40 % des agriculteurs harcèlés lors du dernier mois

Selon une enquête de l’observatoire Amarok 40 % des agriculteurs ont vécu au moins une situation de harcèlement lors du dernier mois. Ces tensions aggravent un sentiment d’abandon déjà fortement présent dans l’esprit du monde paysan. Les agriculteurs sont confrontés à des difficultés économiques croissantes et sont en quête d’une reconnaissance sociale qui leur fait défaut. 

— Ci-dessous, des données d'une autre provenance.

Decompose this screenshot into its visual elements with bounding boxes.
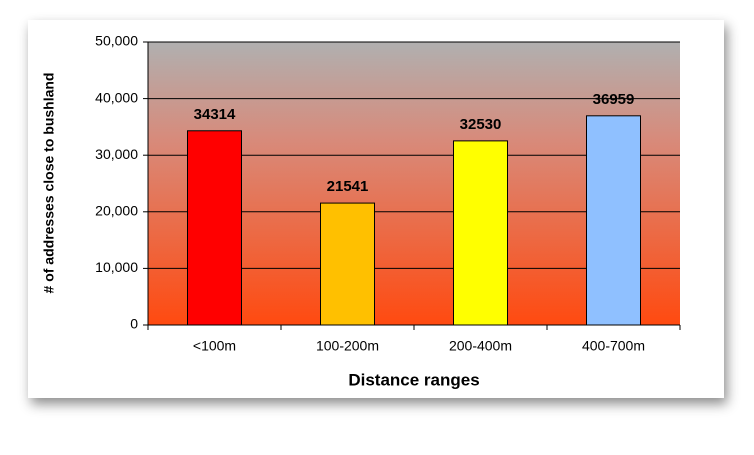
y-tick-label: 40,000 — [95, 89, 138, 105]
bar — [586, 115, 641, 326]
y-tick-label: 30,000 — [95, 146, 138, 162]
data-label: 21541 — [327, 178, 369, 195]
x-tick-label: 400-700m — [582, 338, 645, 354]
data-label: 32530 — [460, 116, 502, 133]
y-axis-label: # of addresses close to bushland — [41, 73, 57, 294]
bar — [453, 140, 508, 326]
y-tick-label: 10,000 — [95, 259, 138, 275]
data-label: 36959 — [593, 91, 635, 108]
y-tick-label: 0 — [130, 316, 138, 332]
y-tick-label: 20,000 — [95, 203, 138, 219]
x-axis-label: Distance ranges — [348, 370, 479, 389]
bar — [320, 202, 375, 326]
x-tick-label: 200-400m — [449, 338, 512, 354]
x-tick-label: 100-200m — [316, 338, 379, 354]
bar — [187, 130, 242, 326]
data-label: 34314 — [194, 106, 236, 123]
y-tick-label: 50,000 — [95, 33, 138, 49]
x-tick-label: <100m — [193, 338, 236, 354]
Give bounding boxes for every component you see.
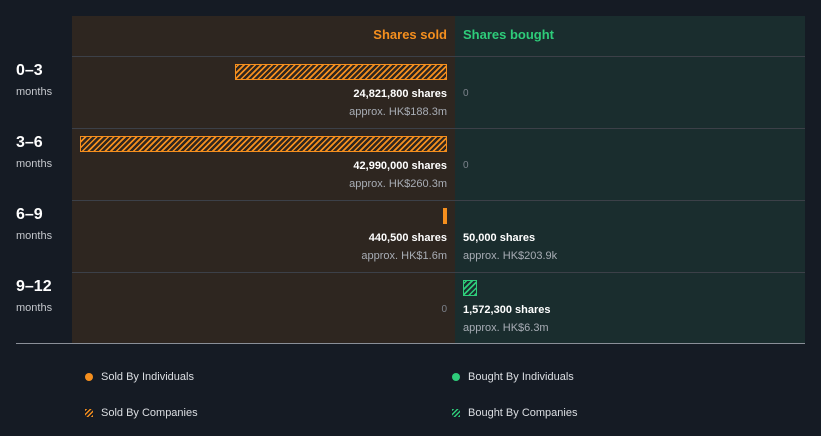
bar-sold-companies-3-6	[80, 136, 447, 152]
legend-sold-companies: Sold By Companies	[85, 406, 198, 420]
chart-bottom-line	[16, 343, 805, 344]
shares-bought-header: Shares bought	[463, 27, 555, 42]
bar-bought-companies-9-12	[463, 280, 477, 296]
sold-approx-value: approx. HK$260.3m	[349, 178, 447, 190]
legend-hatch-icon	[85, 409, 93, 417]
sold-shares-value: 42,990,000 shares	[353, 160, 447, 172]
sold-approx-value: approx. HK$1.6m	[361, 250, 447, 262]
bought-zero-value: 0	[463, 160, 469, 171]
sold-zero-value: 0	[441, 304, 447, 315]
period-unit: months	[16, 158, 53, 170]
row-separator	[72, 56, 805, 57]
legend-dot-icon	[85, 373, 93, 381]
period-unit: months	[16, 302, 53, 314]
bought-approx-value: approx. HK$6.3m	[463, 322, 549, 334]
legend-hatch-icon	[452, 409, 460, 417]
period-label: 3–6	[16, 134, 43, 151]
bar-sold-individuals-6-9	[443, 208, 447, 224]
legend-label: Bought By Companies	[468, 407, 578, 419]
bought-approx-value: approx. HK$203.9k	[463, 250, 558, 262]
legend-label: Sold By Companies	[101, 407, 198, 419]
row-separator	[72, 128, 805, 129]
legend-label: Bought By Individuals	[468, 371, 574, 383]
period-unit: months	[16, 86, 53, 98]
period-unit: months	[16, 230, 53, 242]
legend-bought-companies: Bought By Companies	[452, 406, 577, 420]
legend-dot-icon	[452, 373, 460, 381]
shares-bought-panel	[455, 16, 805, 343]
bought-zero-value: 0	[463, 88, 469, 99]
period-label: 0–3	[16, 62, 43, 79]
period-label: 6–9	[16, 206, 43, 223]
row-separator	[72, 200, 805, 201]
legend-label: Sold By Individuals	[101, 371, 194, 383]
bar-sold-companies-0-3	[235, 64, 447, 80]
sold-shares-value: 440,500 shares	[368, 232, 447, 244]
period-label: 9–12	[16, 278, 52, 295]
shares-sold-header: Shares sold	[373, 27, 447, 42]
legend-bought-individuals: Bought By Individuals	[452, 370, 574, 384]
bought-shares-value: 1,572,300 shares	[463, 304, 551, 316]
row-separator	[72, 272, 805, 273]
sold-shares-value: 24,821,800 shares	[353, 88, 447, 100]
legend-sold-individuals: Sold By Individuals	[85, 370, 194, 384]
sold-approx-value: approx. HK$188.3m	[349, 106, 447, 118]
bought-shares-value: 50,000 shares	[463, 232, 536, 244]
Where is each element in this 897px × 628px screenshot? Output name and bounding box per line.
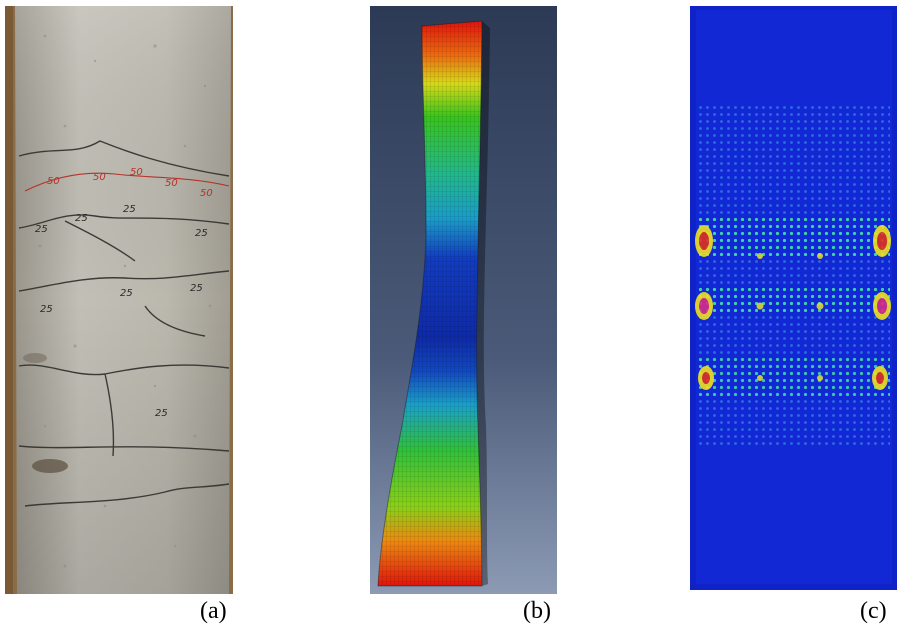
crack-mark: 25 [155, 408, 168, 419]
panel-caption-c: (c) [860, 598, 887, 624]
crack-mark: 25 [120, 288, 133, 299]
crack-mark: 25 [123, 204, 136, 215]
concrete-specimen-photo: 50 50 50 50 50 25 25 25 25 25 25 25 25 [5, 6, 233, 594]
crack-mark: 50 [165, 178, 178, 189]
crack-mark: 25 [190, 283, 203, 294]
panel-caption-a: (a) [200, 598, 227, 624]
fe-damage-contour [690, 6, 897, 590]
crack-mark: 25 [195, 228, 208, 239]
crack-mark: 25 [35, 224, 48, 235]
crack-mark: 25 [40, 304, 53, 315]
crack-mark: 50 [130, 167, 143, 178]
crack-mark: 50 [93, 172, 106, 183]
crack-mark: 25 [75, 213, 88, 224]
panel-caption-b: (b) [523, 598, 551, 624]
crack-mark: 50 [47, 176, 60, 187]
fe-deformation-contour [370, 6, 557, 594]
crack-mark: 50 [200, 188, 213, 199]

Des aides économiques inadaptées et fastidieuses à demander

La profusion des aides économiques aux exploitations en difficulté a abouti à une illisibilité des dispositifs et à leur éloignement progressif des besoins des exploitants agricoles. Bien souvent, ces aides sont peu mobilisables par des exploitants en difficultés et ne sont donc pas du tout opérationnelles. Le rapport cite l''exemple de "l'aide à la relance des exploitations agricoles (AREA)" dont  les conditions d’éligibilité excluent de facto de trop nombreux agriculteurs. De même, la MSA a le pouvoir de revoir les échéances de paiement des cotisations des exploitants en difficultés, mais uniquement sur une période de trois ans, cette durée ne répondant pas aux besoins. Il en va de même en cas d’épuisement professionnel, l’aide au répit proposée par la MSA en cas de burn-out constaté d’un exploitant agricole étant limitée à une période de 10 jours, alors que ces situations durent en général bien plus longtemps.

Des solutions proposées par le rapport

Les sénateurs proposent des actions pour lutter contre le désespoir des agriculteurs. En premier lieu il souhaite que l'Etat reconnaisse l’importance de l’agriculture pour la société française. Il propose de faire de l’avenir de l’agriculture française une grande cause nationale.

Il détaille ensuite une proposition de mesures:

- Permettre aux agriculteurs de vivre d’un revenu et d’une retraite décents : octroyer, en cas de revenus anormalement bas des producteurs, des aides d’urgence en cas de difficultés conjoncturelles.

- Améliorer concrètement les conditions de travail des exploitants et salariés agricoles : favoriser davantage, par des aides à l’investissement, l’acquisition de petits matériels et dispositifs permettant de réduire la pénibilité de certaines tâches agricoles, en relevant le plafond des aides éligibles.

- Engager rapidement un chantier de simplification des procédures et déclarations administratives.

- Permettre de souffler ou de s’arrêter pour des raisons de santé ou à la suite d’un accident : consolider l’aide au remplacement.

- Garantir des remplacements en cas d’arrêt maladie en augmentant le soutien de la MSA à la souscription d’assurance remplacement par les exploitants et en garantissant une prise en charge des remplacements par la MSA, pour les agriculteurs disposant de ressources inférieures à un plafond. 

- Pérenniser le crédit d’impôt au titre des dépenses de remplacement pour congés, maladie ou accident.

- Généraliser l’action « Ensemble pour repartir » dans l’ensemble des caisses de MSA.

- Sensibiliser les étudiants agricoles aux nouvelles réalités du métier d’agriculteur.

- Intégrer aux programmes de la formation initiale et continue agricole des modules sur les tâches administratives auxquelles les agriculteurs feront face dans leur carrière, l’évolution des normes sanitaires et environnementales et leur impact financier sur la trésorerie d’une exploitation et une sensibilisation au burn-out.

- Encourager un suivi régulier de la santé des exploitants avec visite médicale obligatoire et gratuite tous les trois ans pour les agriculteurs exploitants de plus de 40 ans.

- Briser le tabou de la reconversion professionnelle: instituer un compagnonnage dans le cadre d’une procédure de reconversion professionnelle pour mieux accompagner l’agriculteur dans la construction de son nouveau projet professionnel. Garantir une sécurisation financière du revenu des agriculteurs lors de leur reconversion, en mobilisant les aides déjà disponibles, par le biais de la signature d’un contrat de reconversion.